I am introduced to an experimental head for Nito, which may be the first robot with what Tilden and Brosl Hasslacher, a physicist, nonlinear theorist and friend at Los Alamos, call an "ego." "Nito takes the unicore structure to its next logical level," says Tilden. "When Hasslacher saw the first unicore, he asked me, 'What happens if you expand these things?' One way to do that, Brosl proposed, was to stack one unicore into another, so the first is walking in the world, but the second one is 'walking' in the other's mind, in its world representation. So now you have a brain on top of a brain that is not connected to the real world. At that point, you should have something that is aware of itself. That's why we call it an 'I' machine."

Defense analyst Dockery sees Nito as a creature of both history and the future. When the cybernetics field started off, there were passageways you could go along," he says, "and the field took off down one with great success. That was artificial intelligence. When that happens, other passages get stubbed off. What Tilden has done is go all the way back to the beginning and explore another passageway. So people's reaction is, 'It's been done before,' or 'It doesn't fit in the stream we're used to,' and they don't know what to do with it."

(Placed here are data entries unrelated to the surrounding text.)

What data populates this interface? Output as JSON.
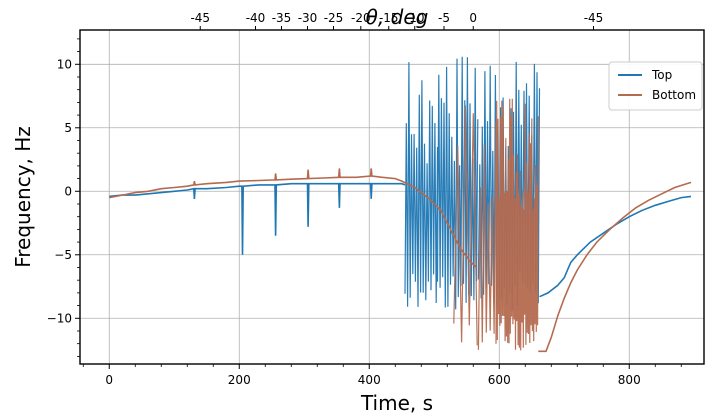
{
  "chart_data": {
    "type": "line",
    "title": "",
    "xlabel": "Time, s",
    "ylabel": "Frequency, Hz",
    "top_axis_label": "θ, deg",
    "xlim": [
      -45,
      915
    ],
    "ylim": [
      -13.6,
      12.7
    ],
    "grid": true,
    "legend_position": "top-right",
    "x_ticks": [
      {
        "value": 0,
        "label": "0"
      },
      {
        "value": 200,
        "label": "200"
      },
      {
        "value": 400,
        "label": "400"
      },
      {
        "value": 600,
        "label": "600"
      },
      {
        "value": 800,
        "label": "800"
      }
    ],
    "y_ticks": [
      {
        "value": 10,
        "label": "10"
      },
      {
        "value": 5,
        "label": "5"
      },
      {
        "value": 0,
        "label": "0"
      },
      {
        "value": -5,
        "label": "−5"
      },
      {
        "value": -10,
        "label": "−10"
      }
    ],
    "top_ticks": [
      {
        "x": 140,
        "label": "-45"
      },
      {
        "x": 225,
        "label": "-40"
      },
      {
        "x": 265,
        "label": "-35"
      },
      {
        "x": 305,
        "label": "-30"
      },
      {
        "x": 345,
        "label": "-25"
      },
      {
        "x": 387,
        "label": "-20"
      },
      {
        "x": 430,
        "label": "-15"
      },
      {
        "x": 470,
        "label": "-10"
      },
      {
        "x": 515,
        "label": "-5"
      },
      {
        "x": 560,
        "label": "0"
      },
      {
        "x": 745,
        "label": "-45"
      }
    ],
    "series": [
      {
        "name": "Top",
        "color": "#1f77b4",
        "points": [
          [
            0,
            -0.4
          ],
          [
            20,
            -0.3
          ],
          [
            40,
            -0.3
          ],
          [
            60,
            -0.2
          ],
          [
            80,
            -0.1
          ],
          [
            100,
            0.0
          ],
          [
            120,
            0.1
          ],
          [
            130,
            0.2
          ],
          [
            131,
            -0.6
          ],
          [
            132,
            0.2
          ],
          [
            150,
            0.2
          ],
          [
            180,
            0.3
          ],
          [
            200,
            0.4
          ],
          [
            204,
            0.4
          ],
          [
            205,
            -5.0
          ],
          [
            206,
            0.4
          ],
          [
            230,
            0.5
          ],
          [
            255,
            0.5
          ],
          [
            256,
            -3.5
          ],
          [
            257,
            0.5
          ],
          [
            280,
            0.6
          ],
          [
            300,
            0.6
          ],
          [
            305,
            0.6
          ],
          [
            306,
            -2.8
          ],
          [
            307,
            0.6
          ],
          [
            330,
            0.6
          ],
          [
            353,
            0.6
          ],
          [
            354,
            -1.3
          ],
          [
            355,
            0.6
          ],
          [
            380,
            0.6
          ],
          [
            400,
            0.6
          ],
          [
            402,
            0.6
          ],
          [
            403,
            -0.6
          ],
          [
            404,
            0.6
          ],
          [
            430,
            0.6
          ],
          [
            450,
            0.6
          ],
          [
            455,
            0.5
          ]
        ],
        "noise": [
          {
            "x_start": 455,
            "x_end": 505,
            "y_low": -9.5,
            "y_high": 10.6,
            "step": 2
          },
          {
            "x_start": 505,
            "x_end": 568,
            "y_low": -9.5,
            "y_high": 10.6,
            "step": 2
          },
          {
            "x_start": 568,
            "x_end": 662,
            "y_low": -9.5,
            "y_high": 10.6,
            "step": 2
          }
        ],
        "tail": [
          [
            662,
            -8.3
          ],
          [
            675,
            -8.0
          ],
          [
            690,
            -7.4
          ],
          [
            700,
            -6.8
          ],
          [
            705,
            -6.2
          ],
          [
            710,
            -5.6
          ],
          [
            720,
            -5.0
          ],
          [
            740,
            -4.0
          ],
          [
            760,
            -3.3
          ],
          [
            780,
            -2.6
          ],
          [
            800,
            -2.0
          ],
          [
            820,
            -1.5
          ],
          [
            840,
            -1.1
          ],
          [
            860,
            -0.8
          ],
          [
            880,
            -0.5
          ],
          [
            895,
            -0.4
          ]
        ]
      },
      {
        "name": "Bottom",
        "color": "#b46a4f",
        "points": [
          [
            0,
            -0.5
          ],
          [
            20,
            -0.3
          ],
          [
            40,
            -0.1
          ],
          [
            60,
            0.0
          ],
          [
            80,
            0.2
          ],
          [
            100,
            0.3
          ],
          [
            120,
            0.4
          ],
          [
            130,
            0.5
          ],
          [
            131,
            0.8
          ],
          [
            132,
            0.5
          ],
          [
            150,
            0.6
          ],
          [
            180,
            0.7
          ],
          [
            200,
            0.8
          ],
          [
            230,
            0.85
          ],
          [
            255,
            0.9
          ],
          [
            256,
            1.4
          ],
          [
            257,
            0.9
          ],
          [
            280,
            0.95
          ],
          [
            305,
            1.0
          ],
          [
            306,
            1.7
          ],
          [
            307,
            1.0
          ],
          [
            330,
            1.05
          ],
          [
            353,
            1.1
          ],
          [
            354,
            1.8
          ],
          [
            355,
            1.1
          ],
          [
            380,
            1.1
          ],
          [
            402,
            1.2
          ],
          [
            403,
            1.8
          ],
          [
            404,
            1.2
          ],
          [
            420,
            1.1
          ],
          [
            440,
            1.0
          ],
          [
            450,
            0.8
          ],
          [
            470,
            0.3
          ],
          [
            490,
            -0.5
          ],
          [
            510,
            -1.5
          ],
          [
            525,
            -3.0
          ],
          [
            540,
            -4.5
          ],
          [
            555,
            -5.5
          ],
          [
            565,
            -6.0
          ]
        ],
        "noise": [
          {
            "x_start": 530,
            "x_end": 568,
            "y_low": -12.6,
            "y_high": 7.3,
            "step": 6
          },
          {
            "x_start": 568,
            "x_end": 595,
            "y_low": -12.6,
            "y_high": 7.3,
            "step": 3
          },
          {
            "x_start": 595,
            "x_end": 660,
            "y_low": -12.6,
            "y_high": 7.3,
            "step": 1
          }
        ],
        "tail": [
          [
            660,
            -12.6
          ],
          [
            672,
            -12.6
          ],
          [
            680,
            -11.5
          ],
          [
            690,
            -9.8
          ],
          [
            700,
            -8.4
          ],
          [
            710,
            -7.2
          ],
          [
            720,
            -6.2
          ],
          [
            735,
            -5.0
          ],
          [
            750,
            -4.0
          ],
          [
            770,
            -3.0
          ],
          [
            790,
            -2.1
          ],
          [
            810,
            -1.3
          ],
          [
            830,
            -0.7
          ],
          [
            850,
            -0.2
          ],
          [
            870,
            0.3
          ],
          [
            895,
            0.7
          ]
        ]
      }
    ]
  }
}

"But Tilden isn't waiting for them. I'm reminded of Indiana Jones. He just tackles problems and what he does works, and that's the criteria for him, and it's kind of an adventure. Now he's taken one robot and put it inside another, so that the output of one becomes the input to another. Suddenly you've got a thing which is both in touch with the environment and buffered from the environment. And I don't know what that is," says Dockery. "It's some kind of abstraction. You have the beginnings of a purposeful machine the like of which has not been anticipated. I don't yet know what that is."

For more information on autonomous robots at Los Alamos, connect directly at http://www.OneRS.net/102df-430


Tilden, one year later

The voice on the other end of the phone line sounds amused, yet intense. "Conventional feedback systems always have a straight-through drive component and a very subtle feedback component." It's Mark Tilden, adding comment to the preceding article. "One is the mantissa, one is the ampersand, and you get attenuation. The problem is you get a massive amount of drive and a very fragile sensor, whose information is key to operation. The only way to protect the sensor is to encapsulate it in the chassis or in a 'clean' environment. An alternate solution would be to use the motor itself as the measure." Tilden found, in 1988, a circuit that took the feedback energy and used it to regulate the motor's energy, via the circuit's own hysteresis. "It allowed me, subsequently, to create robots that I could literally put into a dishwasher, without concern for fragility. Since then, I've researched how to apply this technology to robots that could work in the real world."

According to Tilden, these circuits won't be useful in accurate SCARA robots in pick-and-place assembly, but you could use them to create adaptive fingers that could pick up an egg, without having to go to the computational extremes that are normally required. These devices are also robust enough for space applications. "Robots we built six years ago are still bopping around the Robot Jurassic Park today," he says. "Simple, elegant solutions are not as hard as you think."

Tilden's research into design and applications continues, along with involvement in the BEAM international robot games, where robots: a) must be built from scratch, b) must be autonomous, and c) are permitted to cheat to succeed. He believes that competitions can reawaken interest in engineering, ultimately producing not better robots, but better roboticists. Much about the competition, along with circuits and components, can be seen at the Solarbotics website http://www.OneRS.net/102df-431. Other projects include showing concepts at the January 2001 New York Toy Fair. And this summer, Tilden will release into New Mexico White Sands Missile Range, as both research and publicity, the largest contiguous robot colony -- a thousand units 12-in. long, 3-in. high, moving about at 20 cm/sec.

"And," he says with a laugh, "we might not get all of them back."